En cuanto a la convocatoria de la Junta Médico- Laboral, le respondió que pasados diez años desde su retiro, ésta no resultaba procedente. Inconforme con la decisión del Tribunal Superior del Distrito Judicial de Barranquilla, el accionante la impugnó. Insiste en que la accionada, le vulneró sus derechos fundamentales y que por ende es procedente el amparo e indica adicionalmente que “la Historia Clínica fue elaborada en el HOSPITAL NAVAL de Puerto Leguízamo (Putumayo), en el 1989 y no en el 1984 ” Consideraciones Demanda de esta Corte, el accionante, que se ordene a la Dirección General de Sanidad Naval de la Armada Nacional, responderle el derecho de petición que le elevara para la entrega de su historia clínica, de unos certificados médicos, y unos exámenes que le fueron practicados durante la prestación del servicio militar, en Puerto Leguízamo (Putumayo).

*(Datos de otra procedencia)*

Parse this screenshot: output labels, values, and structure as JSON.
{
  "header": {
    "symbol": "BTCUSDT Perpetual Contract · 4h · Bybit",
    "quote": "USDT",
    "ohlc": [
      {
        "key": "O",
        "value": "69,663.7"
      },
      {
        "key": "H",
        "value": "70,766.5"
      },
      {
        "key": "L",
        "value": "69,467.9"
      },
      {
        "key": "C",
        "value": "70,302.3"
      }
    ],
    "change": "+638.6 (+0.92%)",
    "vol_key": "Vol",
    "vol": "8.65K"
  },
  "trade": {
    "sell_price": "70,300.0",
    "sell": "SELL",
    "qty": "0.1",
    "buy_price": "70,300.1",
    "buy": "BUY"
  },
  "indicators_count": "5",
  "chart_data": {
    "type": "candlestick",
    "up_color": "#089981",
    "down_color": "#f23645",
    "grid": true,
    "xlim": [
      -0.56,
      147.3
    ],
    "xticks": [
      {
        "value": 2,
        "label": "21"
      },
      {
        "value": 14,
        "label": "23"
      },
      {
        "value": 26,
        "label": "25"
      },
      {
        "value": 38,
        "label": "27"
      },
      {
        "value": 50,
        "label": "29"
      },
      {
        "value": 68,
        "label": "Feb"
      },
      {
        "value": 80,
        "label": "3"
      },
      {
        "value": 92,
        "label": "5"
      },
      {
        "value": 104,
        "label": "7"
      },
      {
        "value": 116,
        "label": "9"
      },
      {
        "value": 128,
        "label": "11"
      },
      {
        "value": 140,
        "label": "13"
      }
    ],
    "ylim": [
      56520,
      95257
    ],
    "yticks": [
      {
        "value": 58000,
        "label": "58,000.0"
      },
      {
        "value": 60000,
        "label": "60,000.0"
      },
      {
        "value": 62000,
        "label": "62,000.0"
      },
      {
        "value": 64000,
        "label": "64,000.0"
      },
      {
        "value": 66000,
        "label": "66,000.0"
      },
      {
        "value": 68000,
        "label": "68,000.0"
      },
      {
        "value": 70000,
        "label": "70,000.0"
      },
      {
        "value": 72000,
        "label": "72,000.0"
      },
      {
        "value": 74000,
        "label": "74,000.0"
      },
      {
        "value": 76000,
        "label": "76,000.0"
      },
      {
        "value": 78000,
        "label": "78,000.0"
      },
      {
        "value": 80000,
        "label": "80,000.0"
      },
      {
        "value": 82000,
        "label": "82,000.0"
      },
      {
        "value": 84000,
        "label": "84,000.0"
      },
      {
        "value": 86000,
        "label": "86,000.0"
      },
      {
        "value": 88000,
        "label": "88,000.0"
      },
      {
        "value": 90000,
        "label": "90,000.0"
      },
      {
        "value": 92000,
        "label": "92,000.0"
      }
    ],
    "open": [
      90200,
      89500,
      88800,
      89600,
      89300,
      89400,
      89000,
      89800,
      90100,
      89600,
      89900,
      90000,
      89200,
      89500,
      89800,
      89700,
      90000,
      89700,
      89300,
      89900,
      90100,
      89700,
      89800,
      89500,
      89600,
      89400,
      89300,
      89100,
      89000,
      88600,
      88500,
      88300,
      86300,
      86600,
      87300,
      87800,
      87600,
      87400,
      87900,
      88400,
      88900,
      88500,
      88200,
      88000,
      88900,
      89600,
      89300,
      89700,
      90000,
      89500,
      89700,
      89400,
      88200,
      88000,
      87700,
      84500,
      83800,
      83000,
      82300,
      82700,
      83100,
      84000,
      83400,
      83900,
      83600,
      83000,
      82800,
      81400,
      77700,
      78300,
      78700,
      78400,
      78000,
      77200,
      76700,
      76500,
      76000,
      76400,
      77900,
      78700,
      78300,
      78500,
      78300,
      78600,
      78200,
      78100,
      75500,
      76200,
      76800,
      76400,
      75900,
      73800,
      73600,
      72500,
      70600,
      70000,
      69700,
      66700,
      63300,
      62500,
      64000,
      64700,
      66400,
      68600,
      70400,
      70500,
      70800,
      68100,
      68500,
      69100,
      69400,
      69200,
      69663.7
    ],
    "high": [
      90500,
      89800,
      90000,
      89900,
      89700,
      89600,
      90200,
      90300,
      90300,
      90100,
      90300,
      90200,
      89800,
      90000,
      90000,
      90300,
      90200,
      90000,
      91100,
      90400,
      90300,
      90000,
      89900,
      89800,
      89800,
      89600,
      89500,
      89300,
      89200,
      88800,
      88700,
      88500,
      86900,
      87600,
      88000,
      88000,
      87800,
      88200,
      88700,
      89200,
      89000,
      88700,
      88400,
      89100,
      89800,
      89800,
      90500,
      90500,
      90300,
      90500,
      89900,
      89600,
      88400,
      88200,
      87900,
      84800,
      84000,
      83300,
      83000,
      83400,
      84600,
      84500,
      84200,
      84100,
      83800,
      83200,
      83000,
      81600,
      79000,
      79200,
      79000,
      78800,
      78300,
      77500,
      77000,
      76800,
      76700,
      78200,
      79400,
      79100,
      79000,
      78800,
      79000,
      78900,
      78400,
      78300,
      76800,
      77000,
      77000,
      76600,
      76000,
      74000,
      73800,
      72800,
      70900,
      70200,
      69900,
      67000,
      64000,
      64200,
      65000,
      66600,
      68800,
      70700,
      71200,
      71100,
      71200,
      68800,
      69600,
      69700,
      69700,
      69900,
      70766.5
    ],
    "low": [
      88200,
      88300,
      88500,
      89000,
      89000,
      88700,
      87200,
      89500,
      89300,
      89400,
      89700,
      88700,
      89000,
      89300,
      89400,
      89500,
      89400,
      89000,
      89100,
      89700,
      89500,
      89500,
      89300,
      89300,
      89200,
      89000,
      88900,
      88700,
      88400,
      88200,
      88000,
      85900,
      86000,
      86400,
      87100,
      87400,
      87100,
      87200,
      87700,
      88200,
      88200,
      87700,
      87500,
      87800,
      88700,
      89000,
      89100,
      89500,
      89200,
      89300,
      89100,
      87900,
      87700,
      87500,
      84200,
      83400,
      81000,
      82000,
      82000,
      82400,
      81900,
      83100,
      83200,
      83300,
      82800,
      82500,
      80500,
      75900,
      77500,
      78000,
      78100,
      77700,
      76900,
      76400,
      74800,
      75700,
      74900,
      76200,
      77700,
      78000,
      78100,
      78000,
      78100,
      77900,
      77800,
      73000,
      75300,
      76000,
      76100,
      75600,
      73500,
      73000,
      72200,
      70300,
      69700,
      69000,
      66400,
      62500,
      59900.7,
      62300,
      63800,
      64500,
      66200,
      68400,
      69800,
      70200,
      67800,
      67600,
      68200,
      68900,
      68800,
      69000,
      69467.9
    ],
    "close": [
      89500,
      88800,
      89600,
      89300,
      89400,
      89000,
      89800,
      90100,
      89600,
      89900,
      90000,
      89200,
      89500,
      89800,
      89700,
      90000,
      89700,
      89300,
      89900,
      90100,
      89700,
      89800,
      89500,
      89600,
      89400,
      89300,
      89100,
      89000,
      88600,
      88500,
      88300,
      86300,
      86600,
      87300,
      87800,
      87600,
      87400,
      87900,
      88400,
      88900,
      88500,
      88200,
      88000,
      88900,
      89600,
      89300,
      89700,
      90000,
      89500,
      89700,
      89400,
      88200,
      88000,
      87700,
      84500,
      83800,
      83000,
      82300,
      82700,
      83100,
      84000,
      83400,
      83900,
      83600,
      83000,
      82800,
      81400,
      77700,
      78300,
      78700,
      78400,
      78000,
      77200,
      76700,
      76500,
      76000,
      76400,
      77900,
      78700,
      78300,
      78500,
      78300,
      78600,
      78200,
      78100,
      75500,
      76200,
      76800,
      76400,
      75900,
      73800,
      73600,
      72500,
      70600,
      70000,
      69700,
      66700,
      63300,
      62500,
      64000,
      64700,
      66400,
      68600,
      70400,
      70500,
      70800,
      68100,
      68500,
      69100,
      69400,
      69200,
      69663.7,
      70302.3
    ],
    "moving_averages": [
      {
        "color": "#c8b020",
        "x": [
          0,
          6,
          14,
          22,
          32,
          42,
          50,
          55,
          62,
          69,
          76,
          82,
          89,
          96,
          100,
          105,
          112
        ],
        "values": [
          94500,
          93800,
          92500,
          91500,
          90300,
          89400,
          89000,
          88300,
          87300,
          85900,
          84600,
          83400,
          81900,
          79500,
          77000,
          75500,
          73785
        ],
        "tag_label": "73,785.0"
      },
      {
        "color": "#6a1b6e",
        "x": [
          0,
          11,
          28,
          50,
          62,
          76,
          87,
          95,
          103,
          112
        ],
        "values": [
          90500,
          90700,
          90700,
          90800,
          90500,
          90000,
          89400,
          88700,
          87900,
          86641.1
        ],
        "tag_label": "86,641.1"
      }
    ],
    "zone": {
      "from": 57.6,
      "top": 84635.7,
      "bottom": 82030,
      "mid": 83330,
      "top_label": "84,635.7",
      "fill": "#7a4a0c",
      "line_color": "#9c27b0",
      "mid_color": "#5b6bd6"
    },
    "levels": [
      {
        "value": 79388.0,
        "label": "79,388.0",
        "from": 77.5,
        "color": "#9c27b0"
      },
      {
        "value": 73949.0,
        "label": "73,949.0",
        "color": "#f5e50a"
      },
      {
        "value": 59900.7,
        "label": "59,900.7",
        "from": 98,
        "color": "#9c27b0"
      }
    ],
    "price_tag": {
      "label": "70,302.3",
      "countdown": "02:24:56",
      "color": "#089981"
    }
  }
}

La accionada a su vez allega copia de los oficios con los que responde la petición formulada por el actor, de donde podría deducirse que el derecho de petición fue respondido así sea de manera tardía como lo anotó el Tribunal, por lo cual no se configuró, vulneración alguna a ese derecho. Pero si el accionante insiste en que la respuesta no fue satisfactoria, puede pretenderla ante la jurisdicción respectiva, sin que sea el juez de tutela el competente para ello.

Las enfermedades, que según lo dicho por el accionante, adquirió durante la prestación del servicio militar, hace más de diez años, según él mismo acepta y lo reitera la accionada, fueron atendidas en su oportunidad, por cuenta de la Dirección General de Sanidad Naval de la Armada Nacional, así no lo hubieran sido con la celeridad y la calidad esperadas.

Igualmente, al momento de su retiro y dentro de los treinta días siguientes, como lo contemplan las normas de la Institución, no solicitó la evaluación respectiva, (al menos no hay prueba de ello) no se le siguió tratamiento alguno ni se le concedió incapacidad, sin que quepa el amparo constitucional e inmediato, como que después de una década de ocurridos los hechos, no resulta consecuente hablarse de vulneración o amenaza inminente, de sus derechos constitucionales.

De otra parte, tampoco probó el accionante la existencia del perjuicio irremediable, como condición necesaria para otorgar el amparo temporal. En mérito de lo expuesto, la Corte Suprema de Justicia, Sala de Casación Laboral, Resuelve: 1.- Confirmar el fallo de 9 de noviembre de 2001, proferido por el Tribunal Superior del Distrito Judicial de Barranquilla, por el cual la Sala Laboral negó la acción de tutela promovida por el impugnante, señor Giovani Velez Mejía. 2.- Comunicar a los interesados en la forma prevista en el artículo 30 del Decreto 2591 de 1991. 3- Remitir el expediente a la Corte Constitucional para la eventual revisión del fallo pronunciado.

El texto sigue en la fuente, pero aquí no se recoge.